The first year was challenging in many ways including pandemic stay-at-home orders. But we saw many bright spots, including several paying clients excited to work with us and increasing skill and professionalism among the workers. DataWorks was established as a cost center at Georgia Tech and launched it as a full-time workforce in January 2021. At that time, we expanded to five people employed as data wranglers and a new research scientist acting as a day-to-day manager. DataWorks brought in more clients, established a project management process, and the workers developed their technical skills in Excel and other data management tools.
2021
2022
In 2022 we moved one of the Data Wranglers into the project management role. We started expanding our services to include data collection and annotation and implementing a training program that included technical skills with advanced Excel training, Python scripting and web scraping, critical data literacy, qualitative data collection and annotation methods, and career networking and job search skills.

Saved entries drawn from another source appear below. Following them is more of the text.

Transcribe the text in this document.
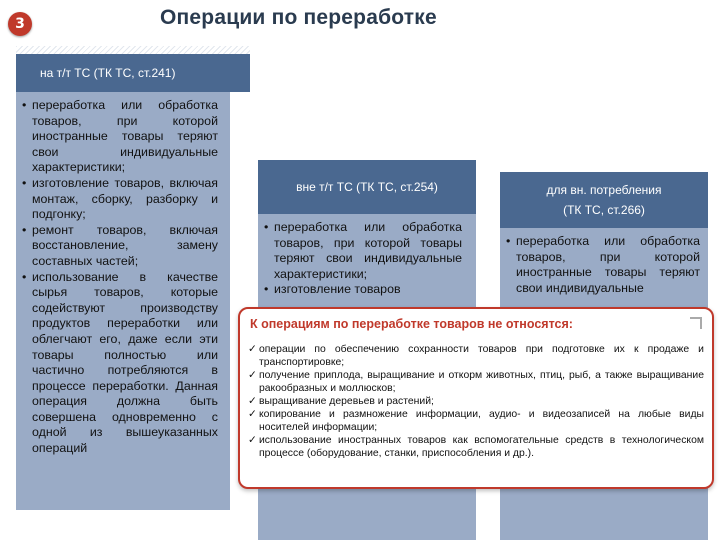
3	Операции по переработке
на т/т ТС (ТК ТС, ст.241)
• переработка или обработка товаров, при которой иностранные товары теряют свои индивидуальные характеристики;
• изготовление товаров, включая монтаж, сборку, разборку и подгонку;
• ремонт товаров, включая восстановление, замену составных частей;
• использование в качестве сырья товаров, которые содействуют производству продуктов переработки или облегчают его, даже если эти товары полностью или частично потребляются в процессе переработки. Данная операция должна быть совершена одновременно с одной из вышеуказанных операций
вне т/т ТС (ТК ТС, ст.254)
• переработка или обработка товаров, при которой товары теряют свои индивидуальные характеристики;
• изготовление товаров
для вн. потребления
(ТК ТС, ст.266)
• переработка или обработка товаров, при которой иностранные товары теряют свои индивидуальные
К операциям по переработке товаров не относятся:
✓ операции по обеспечению сохранности товаров при подготовке их к продаже и транспортировке;
✓ получение приплода, выращивание и откорм животных, птиц, рыб, а также выращивание ракообразных и моллюсков;
✓ выращивание деревьев и растений;
✓ копирование и размножение информации, аудио- и видеозаписей на любые виды носителей информации;
✓ использование иностранных товаров как вспомогательные средств в технологическом процессе (оборудование, станки, приспособления и др.).
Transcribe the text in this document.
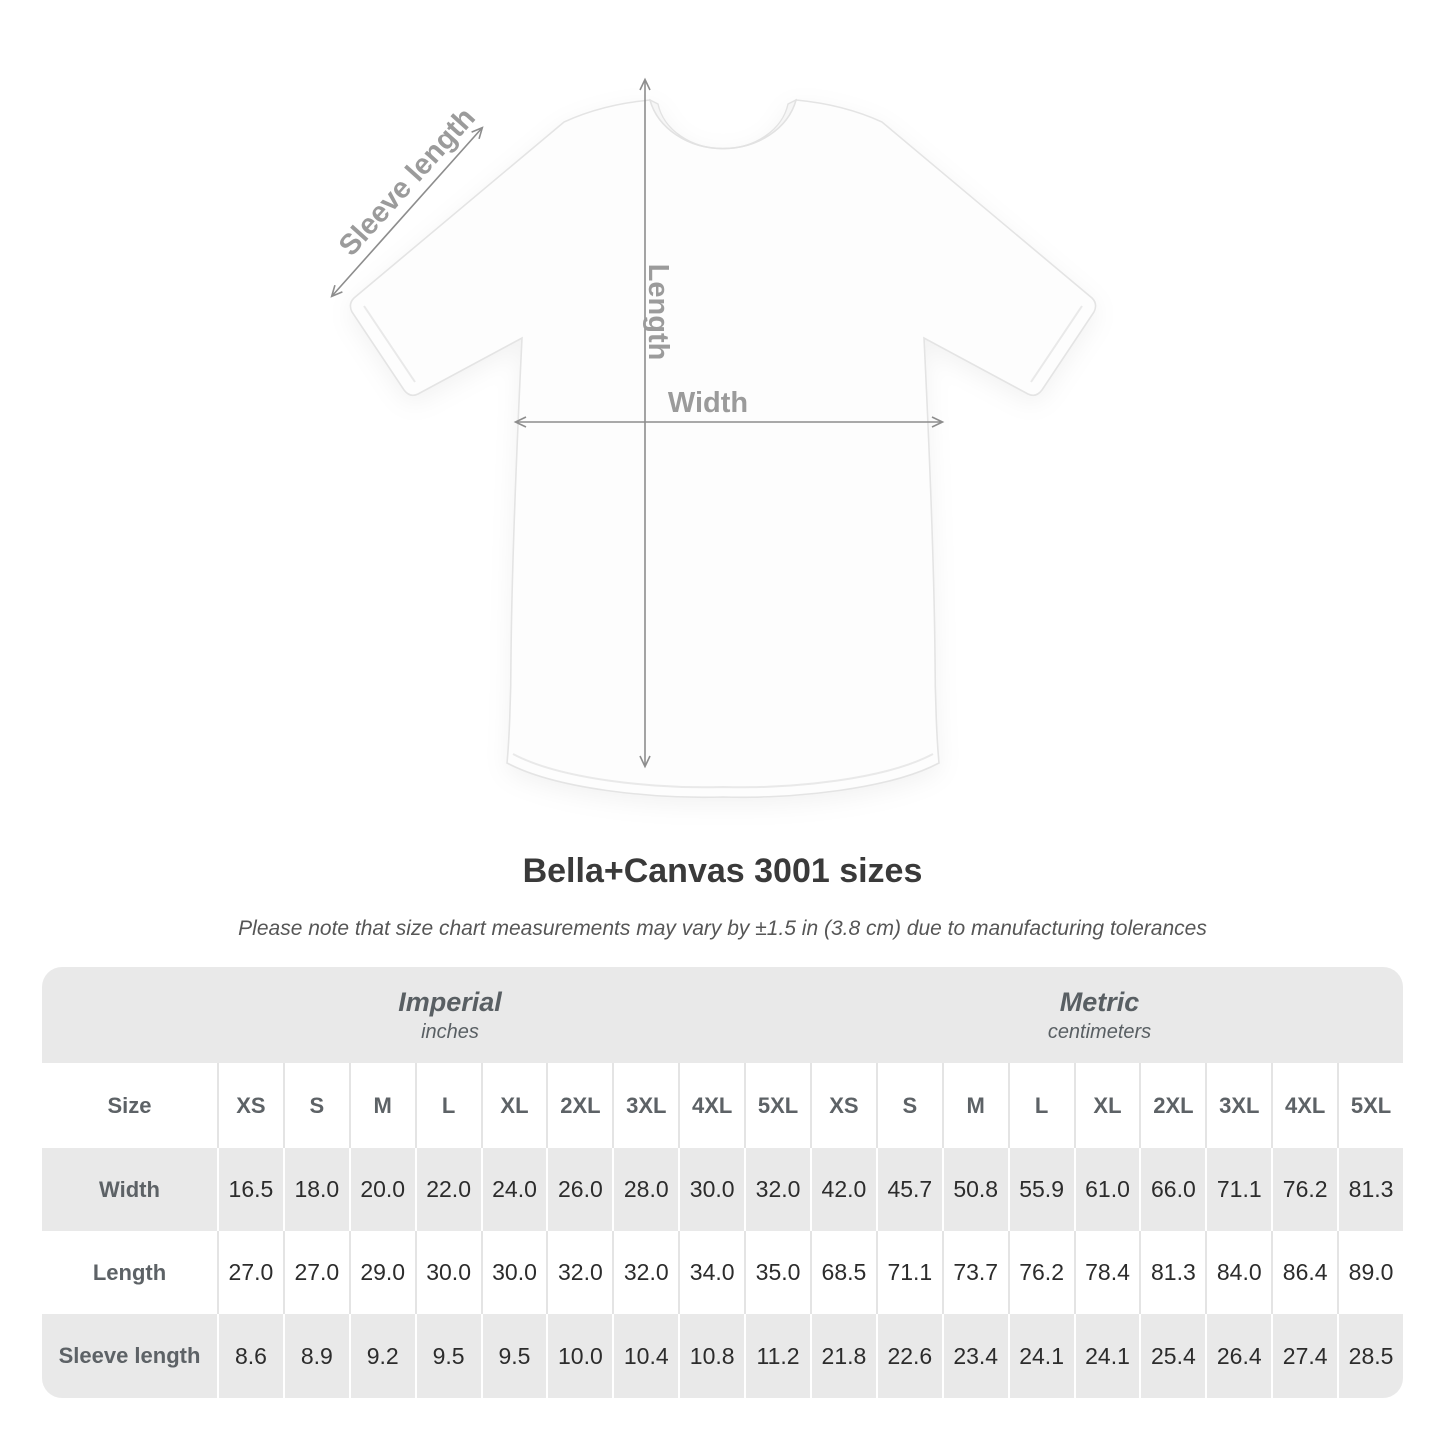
Sleeve length
Length
Width
Bella+Canvas 3001 sizes
Please note that size chart measurements may vary by ±1.5 in (3.8 cm) due to manufacturing tolerances
Imperial
inches
Metric
centimeters
Size	XS	S	M	L	XL	2XL	3XL	4XL	5XL	XS	S	M	L	XL	2XL	3XL	4XL	5XL
Width	16.5 18.0 20.0 22.0 24.0 26.0 28.0 30.0 32.0 42.0 45.7 50.8 55.9 61.0 66.0 71.1 76.2 81.3
Length	27.0 27.0 29.0 30.0 30.0 32.0 32.0 34.0 35.0 68.5 71.1 73.7 76.2 78.4 81.3 84.0 86.4 89.0
Sleeve length	8.6	8.9	9.2	9.5	9.5	10.0 10.4 10.8 11.2 21.8 22.6 23.4 24.1 24.1 25.4 26.4 27.4 28.5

DataWorks’ client list has also expanded, with client work covering about half of our operating costs.
Over the past three years, we have moved former data wranglers into management roles, helped launch several Data Wranglers into new careers, and restructured the program to focus on a 1-year fellowship with a greater emphasis on a structured training program. Data wranglers do a wide range of tasks that are more challenging than data entry but do not require a computer science degree. Most projects involve data cleaning with a blend of automation techniques and more cognitively demanding manual cleaning. Other projects are complex human-in-the-loop data annotation tasks for machine learning. Clients are non-profits, civic organizations, or academic researchers that are similarly mission-driven.